The dialogue between Teian and the Nichiren priests revolved around the invocation of Amida Buddha in the Lotus Sutra and the Pure Land doctrine. Teian questioned Nichiren's teaching that the nembutsu (the primary practice of the Jōdo sects) causes one to fall into the Hell of Incessant Suffering. In response to this, the Nichiren sect asked if the Amida in the Lotus Sutra and the Amida of the Pure Land school are the same. Teian asserted that Amida is one and the same entity, regardless of where he is found. In response to this, the Nichiren sect asked Teian why Jōdo-shū rejected the Amida of the Lotus Sutra, asserting that its followers were encouraged to 'discard, close, seal, and abandon' the Lotus Sutra. Teian argued that this rejection is not about discarding other practices but rather about setting aside other practices except for the nembutsu at first to attain the mental faculty for devoutly practicing the nembutsu, further citing testimonies from the Pure Land sutras to support this view. The Nichiren priests countered using the Sutra of Infinite Meaning, where Sakyamuni Buddha acknowledges using expedient devices over forty years without yet revealing the truth. To this, Teian challenged the Nichiren priests, asking whether they also reject the sublimity of the Lotus Sutra if they reject the forty years of doctrines before the Lotus Sutra as mere preliminaries. The Nichiren spokesman became silent at this, leading to the raucous laughter of the entire hall and the stripping of his stole.

== Aftermath ==
At the end of the debate Oda Nobunaga came down from Azuchi Castle to Jōgon-in and summoned both the Nichiren and the Jōdo-shū supporters before him. To begin, he gave heavy praise to Gyokunen Reiyo and Teian of the Jōdo sect, in addition to giving them, as well as the prelate Shū, gifts for the trouble they had to go through due to the disturbance.

Nobunaga next had the Nichiren layman Ōwaki Densuke brought forward and reprimanded him for his inappropriate behavior. Despite being a mere salt peddler and not a holder of a province or district, Densuke had shown no favor to a prelate who had stayed at his lodgings and had allowed himself to be instigated by others to impugn his guest, causing an uproar. Nobunaga then had Densuke beheaded as punishment. Densuke's accomplice, Takebe Jōchi, who had caused the entire incident alongside Densuke, would later be caught fleeing from Nobunaga at the port of Sakai, leading to his arrest and subsequent beheading.

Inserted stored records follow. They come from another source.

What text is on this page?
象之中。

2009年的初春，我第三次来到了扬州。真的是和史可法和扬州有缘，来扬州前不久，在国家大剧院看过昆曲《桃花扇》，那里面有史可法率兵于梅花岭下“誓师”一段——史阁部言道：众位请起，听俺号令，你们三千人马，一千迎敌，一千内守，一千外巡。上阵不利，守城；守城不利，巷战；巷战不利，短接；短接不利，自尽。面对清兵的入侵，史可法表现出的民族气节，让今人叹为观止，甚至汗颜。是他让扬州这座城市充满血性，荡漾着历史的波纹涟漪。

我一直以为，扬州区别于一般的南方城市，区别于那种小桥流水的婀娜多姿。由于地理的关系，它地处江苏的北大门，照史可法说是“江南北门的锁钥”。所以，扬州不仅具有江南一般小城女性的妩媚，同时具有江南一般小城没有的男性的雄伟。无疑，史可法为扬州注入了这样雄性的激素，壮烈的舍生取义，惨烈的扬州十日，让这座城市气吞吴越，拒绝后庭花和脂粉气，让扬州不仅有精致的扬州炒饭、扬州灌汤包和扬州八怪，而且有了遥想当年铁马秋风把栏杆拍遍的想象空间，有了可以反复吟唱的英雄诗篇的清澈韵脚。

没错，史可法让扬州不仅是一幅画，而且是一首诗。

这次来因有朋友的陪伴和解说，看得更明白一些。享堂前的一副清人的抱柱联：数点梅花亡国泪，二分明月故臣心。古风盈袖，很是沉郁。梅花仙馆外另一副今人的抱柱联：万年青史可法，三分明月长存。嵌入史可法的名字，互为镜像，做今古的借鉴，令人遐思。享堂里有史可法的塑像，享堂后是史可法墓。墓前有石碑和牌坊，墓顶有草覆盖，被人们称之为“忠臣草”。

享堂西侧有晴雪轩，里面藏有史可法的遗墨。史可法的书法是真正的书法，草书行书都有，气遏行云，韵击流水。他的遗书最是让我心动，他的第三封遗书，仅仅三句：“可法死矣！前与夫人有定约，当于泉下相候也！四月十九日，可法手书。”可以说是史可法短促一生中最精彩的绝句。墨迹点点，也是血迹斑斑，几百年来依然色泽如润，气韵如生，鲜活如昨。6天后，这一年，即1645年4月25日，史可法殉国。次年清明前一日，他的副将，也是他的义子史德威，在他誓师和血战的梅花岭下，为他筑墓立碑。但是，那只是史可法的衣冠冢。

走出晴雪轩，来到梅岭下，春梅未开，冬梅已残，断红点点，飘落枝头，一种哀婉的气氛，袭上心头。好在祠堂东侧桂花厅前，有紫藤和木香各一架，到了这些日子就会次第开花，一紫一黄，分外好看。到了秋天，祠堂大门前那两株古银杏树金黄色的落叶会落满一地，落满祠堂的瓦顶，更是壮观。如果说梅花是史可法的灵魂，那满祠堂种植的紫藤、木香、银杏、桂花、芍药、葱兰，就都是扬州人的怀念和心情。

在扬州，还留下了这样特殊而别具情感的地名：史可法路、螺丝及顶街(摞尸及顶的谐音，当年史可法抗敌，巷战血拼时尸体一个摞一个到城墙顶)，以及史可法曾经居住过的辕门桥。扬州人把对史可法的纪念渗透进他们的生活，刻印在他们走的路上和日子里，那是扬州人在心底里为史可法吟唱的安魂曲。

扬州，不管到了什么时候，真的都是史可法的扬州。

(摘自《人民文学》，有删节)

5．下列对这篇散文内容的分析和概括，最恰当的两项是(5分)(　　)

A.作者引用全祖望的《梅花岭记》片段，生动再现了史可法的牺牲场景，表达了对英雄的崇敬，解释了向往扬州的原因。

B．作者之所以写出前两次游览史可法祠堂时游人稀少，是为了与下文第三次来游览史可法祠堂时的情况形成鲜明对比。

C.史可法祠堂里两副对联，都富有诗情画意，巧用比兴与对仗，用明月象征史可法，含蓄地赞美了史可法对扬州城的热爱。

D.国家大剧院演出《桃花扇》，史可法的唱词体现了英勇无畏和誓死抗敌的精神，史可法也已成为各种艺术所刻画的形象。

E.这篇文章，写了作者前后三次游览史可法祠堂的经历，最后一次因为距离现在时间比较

After this Nobunaga summoned Fuden, a highly learned and religiously unaffiliated scholar from Kyushu, and one of the supporters of the Nichiren sect in the debate. According to rumors, Fuden was extremely knowledgeable about Buddhist scriptures and had declared the Nichiren sect to be the best after studying the Eight Sects. However, he also stated that he would join any sect if Nobunaga instructed him to. Nobunaga perceived Fuden's actions as a scheme driven by greed and deception. He accused Fuden of joining the Nichiren sect for bribes, acting against his promises, and deliberately staying silent during the debate until the Nichiren sect appeared to be winning. Nobunaga concluded that Fuden's behavior was unbecoming of his age and erudition and had him decapitated as well.

Finally Nobunaga spoke to the remaining Nichiren dignitaries. He criticized the Nichiren sect for spending their time on temple beautification and boisterous harassment of other sects instead of studying, deeming it miscreant. He demanded they either convert to Jōdo-shū or document their concession and refrain from slandering other sects, believing the Nichiren establishment would later deny losing if there was not a written concession.

Fearful of a more widespread persecution, the Nichiren establishment apologized for its transgressions, acknowledged their defeat, and promised to never persecute any other sect in the future, but a large indemnity was still imposed upon it. The outcome established an enforced religious tolerance between Buddhist sects in Japan.